Mr Joe Biden was formally recognised by Congress as the next US president early on Thursday, ending two months of failed challenges by his predecessor, Mr Donald Trump, that exploded into violence at the US Capitol as lawmakers met to ratify the election result.
The Democratic President-elect’s victory was sealed after House and Senate members fended off a final round of objections to the Nov 3 election outcome raised by a handful of Republicans on Mr Trump’s behalf.
President Trump on Thursday promised an orderly transition.
“Even though I totally disagree with the outcome of the election, and the facts bear me out, nevertheless there will be an orderly transition on January 20th,” Mr Trump said in a statement posted on Twitter by White House spokesman Dan Scavino.
Trump had repeated his pledge that he would never concede at a rally earlier Wednesday. He had pressured lawmakers to object to the results in what is normally a routine process, and urged Vice-President Mike Pence to take the extraordinary step of rejecting states outright.
Instead, Mr Pence presided over the counting of electoral votes, which resumed after order was restored to the Capitol and ended early on Thursday.

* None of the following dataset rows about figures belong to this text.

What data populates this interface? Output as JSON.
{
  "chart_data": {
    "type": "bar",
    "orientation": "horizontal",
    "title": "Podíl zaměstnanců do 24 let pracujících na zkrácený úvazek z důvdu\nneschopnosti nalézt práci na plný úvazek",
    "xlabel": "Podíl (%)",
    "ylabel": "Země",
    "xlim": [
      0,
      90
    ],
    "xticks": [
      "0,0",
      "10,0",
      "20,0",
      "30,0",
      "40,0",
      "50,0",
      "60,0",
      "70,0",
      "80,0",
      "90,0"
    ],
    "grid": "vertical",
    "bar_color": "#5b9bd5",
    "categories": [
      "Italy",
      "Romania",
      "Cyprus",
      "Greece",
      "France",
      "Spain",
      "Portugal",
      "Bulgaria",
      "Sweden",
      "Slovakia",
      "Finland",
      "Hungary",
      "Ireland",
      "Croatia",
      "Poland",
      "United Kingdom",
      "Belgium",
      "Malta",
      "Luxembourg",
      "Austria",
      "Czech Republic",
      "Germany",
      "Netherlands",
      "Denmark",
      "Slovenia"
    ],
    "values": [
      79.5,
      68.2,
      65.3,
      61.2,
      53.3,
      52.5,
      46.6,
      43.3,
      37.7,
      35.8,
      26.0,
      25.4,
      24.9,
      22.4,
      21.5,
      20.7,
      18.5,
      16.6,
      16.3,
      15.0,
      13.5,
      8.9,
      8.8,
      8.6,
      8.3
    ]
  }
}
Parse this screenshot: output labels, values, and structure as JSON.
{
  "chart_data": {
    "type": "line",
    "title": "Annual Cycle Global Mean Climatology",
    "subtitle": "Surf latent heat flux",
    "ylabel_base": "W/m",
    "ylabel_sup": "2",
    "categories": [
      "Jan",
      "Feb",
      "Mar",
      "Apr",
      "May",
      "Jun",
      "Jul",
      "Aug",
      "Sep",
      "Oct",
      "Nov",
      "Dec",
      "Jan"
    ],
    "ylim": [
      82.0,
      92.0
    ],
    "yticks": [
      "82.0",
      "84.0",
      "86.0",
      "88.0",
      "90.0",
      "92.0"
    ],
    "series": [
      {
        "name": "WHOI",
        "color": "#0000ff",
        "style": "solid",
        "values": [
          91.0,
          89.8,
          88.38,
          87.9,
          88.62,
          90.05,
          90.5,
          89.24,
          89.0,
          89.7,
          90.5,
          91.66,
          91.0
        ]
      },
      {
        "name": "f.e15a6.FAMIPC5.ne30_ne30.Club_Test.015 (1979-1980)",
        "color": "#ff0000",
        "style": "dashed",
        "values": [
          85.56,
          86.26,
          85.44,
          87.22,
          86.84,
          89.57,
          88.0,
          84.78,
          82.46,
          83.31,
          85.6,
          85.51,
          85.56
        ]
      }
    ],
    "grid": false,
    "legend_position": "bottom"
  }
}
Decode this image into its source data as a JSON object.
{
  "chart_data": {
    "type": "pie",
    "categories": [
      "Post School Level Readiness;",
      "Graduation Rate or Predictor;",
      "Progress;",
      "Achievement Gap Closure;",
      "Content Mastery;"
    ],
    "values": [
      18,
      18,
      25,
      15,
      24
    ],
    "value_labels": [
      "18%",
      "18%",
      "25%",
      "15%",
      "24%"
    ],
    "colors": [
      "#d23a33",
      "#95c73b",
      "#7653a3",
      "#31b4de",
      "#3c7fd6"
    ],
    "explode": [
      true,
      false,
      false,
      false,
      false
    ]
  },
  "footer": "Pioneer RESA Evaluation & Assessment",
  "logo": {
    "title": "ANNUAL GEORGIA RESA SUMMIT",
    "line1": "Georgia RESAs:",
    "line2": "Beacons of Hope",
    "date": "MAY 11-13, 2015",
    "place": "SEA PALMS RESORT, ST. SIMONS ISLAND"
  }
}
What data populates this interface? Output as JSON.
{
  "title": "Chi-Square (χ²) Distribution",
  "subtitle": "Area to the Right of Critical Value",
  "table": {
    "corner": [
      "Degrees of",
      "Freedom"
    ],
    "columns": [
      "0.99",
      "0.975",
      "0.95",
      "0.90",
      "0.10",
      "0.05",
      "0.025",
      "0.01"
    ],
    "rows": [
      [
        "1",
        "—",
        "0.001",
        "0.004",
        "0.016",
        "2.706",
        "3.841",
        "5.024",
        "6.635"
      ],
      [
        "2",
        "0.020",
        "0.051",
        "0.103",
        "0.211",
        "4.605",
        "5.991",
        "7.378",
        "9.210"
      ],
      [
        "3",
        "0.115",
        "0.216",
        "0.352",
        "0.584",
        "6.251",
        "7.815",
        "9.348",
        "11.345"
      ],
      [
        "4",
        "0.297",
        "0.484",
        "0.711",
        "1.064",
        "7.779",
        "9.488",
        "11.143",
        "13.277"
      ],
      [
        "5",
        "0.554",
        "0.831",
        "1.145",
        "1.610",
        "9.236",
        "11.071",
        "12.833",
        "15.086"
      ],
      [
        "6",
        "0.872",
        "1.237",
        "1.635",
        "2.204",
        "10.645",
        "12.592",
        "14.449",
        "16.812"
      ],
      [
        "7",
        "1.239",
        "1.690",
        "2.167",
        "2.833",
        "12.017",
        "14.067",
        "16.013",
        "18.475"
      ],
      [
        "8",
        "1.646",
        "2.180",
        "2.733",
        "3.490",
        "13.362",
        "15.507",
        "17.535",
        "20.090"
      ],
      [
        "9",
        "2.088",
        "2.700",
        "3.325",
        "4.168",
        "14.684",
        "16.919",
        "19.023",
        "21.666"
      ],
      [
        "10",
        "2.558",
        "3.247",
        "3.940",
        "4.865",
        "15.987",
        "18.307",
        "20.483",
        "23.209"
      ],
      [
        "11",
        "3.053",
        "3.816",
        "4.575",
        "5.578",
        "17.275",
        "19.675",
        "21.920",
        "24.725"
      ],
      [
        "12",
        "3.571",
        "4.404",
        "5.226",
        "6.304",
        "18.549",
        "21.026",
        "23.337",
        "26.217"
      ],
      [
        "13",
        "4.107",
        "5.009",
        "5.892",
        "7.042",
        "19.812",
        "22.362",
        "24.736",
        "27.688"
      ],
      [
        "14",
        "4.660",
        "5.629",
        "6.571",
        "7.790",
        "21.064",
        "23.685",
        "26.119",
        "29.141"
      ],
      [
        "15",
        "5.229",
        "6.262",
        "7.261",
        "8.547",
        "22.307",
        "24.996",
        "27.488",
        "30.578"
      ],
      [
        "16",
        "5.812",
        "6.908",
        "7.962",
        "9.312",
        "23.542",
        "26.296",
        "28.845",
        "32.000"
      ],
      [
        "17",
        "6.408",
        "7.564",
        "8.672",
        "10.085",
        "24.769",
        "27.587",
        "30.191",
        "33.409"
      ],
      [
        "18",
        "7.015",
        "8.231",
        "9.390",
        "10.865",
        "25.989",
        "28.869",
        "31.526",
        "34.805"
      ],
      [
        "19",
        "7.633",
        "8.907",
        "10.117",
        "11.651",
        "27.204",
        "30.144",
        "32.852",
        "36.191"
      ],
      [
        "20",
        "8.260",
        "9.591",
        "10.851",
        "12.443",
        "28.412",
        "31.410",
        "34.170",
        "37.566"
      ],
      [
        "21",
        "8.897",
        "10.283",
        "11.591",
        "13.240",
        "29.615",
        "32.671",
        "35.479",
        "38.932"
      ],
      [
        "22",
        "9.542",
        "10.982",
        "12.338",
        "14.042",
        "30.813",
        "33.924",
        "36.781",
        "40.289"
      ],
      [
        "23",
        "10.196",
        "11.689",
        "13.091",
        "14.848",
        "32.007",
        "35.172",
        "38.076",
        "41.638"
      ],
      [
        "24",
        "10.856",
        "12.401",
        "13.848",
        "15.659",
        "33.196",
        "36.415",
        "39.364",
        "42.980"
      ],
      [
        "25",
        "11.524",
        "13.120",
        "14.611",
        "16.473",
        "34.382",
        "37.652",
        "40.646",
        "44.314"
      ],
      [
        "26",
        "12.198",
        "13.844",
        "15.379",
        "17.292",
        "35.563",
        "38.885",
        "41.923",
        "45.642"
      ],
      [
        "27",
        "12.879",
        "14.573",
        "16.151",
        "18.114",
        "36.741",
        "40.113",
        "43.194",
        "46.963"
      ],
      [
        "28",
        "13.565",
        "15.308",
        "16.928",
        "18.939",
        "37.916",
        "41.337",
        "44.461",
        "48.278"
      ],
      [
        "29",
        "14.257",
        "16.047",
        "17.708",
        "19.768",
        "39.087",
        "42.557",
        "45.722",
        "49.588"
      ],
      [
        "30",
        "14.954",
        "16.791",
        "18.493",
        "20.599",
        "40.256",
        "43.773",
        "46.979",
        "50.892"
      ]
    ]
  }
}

A group of Republicans had prepared objections, perhaps to half a dozen states, but the movement largely fizzled.
In the Scavino tweets, Mr Trump added, “I have always said we would continue our fight to ensure that only legal votes were counted. While this represents the end of the greatest first term in presidential history, it’s only the beginning of our fight to Make America Great Again!”
The proceedings were disrupted for several hours as pro-Trump demonstrators overran police lines, besieged the House chamber and entered the Senate chamber, sending lawmakers fleeing for safety.
After authorities regained control of the Capitol complex, Congress returned to work on Wednesday evening, holding two rounds of votes that culminated in affirmation of Mr Biden’s win early Thursday.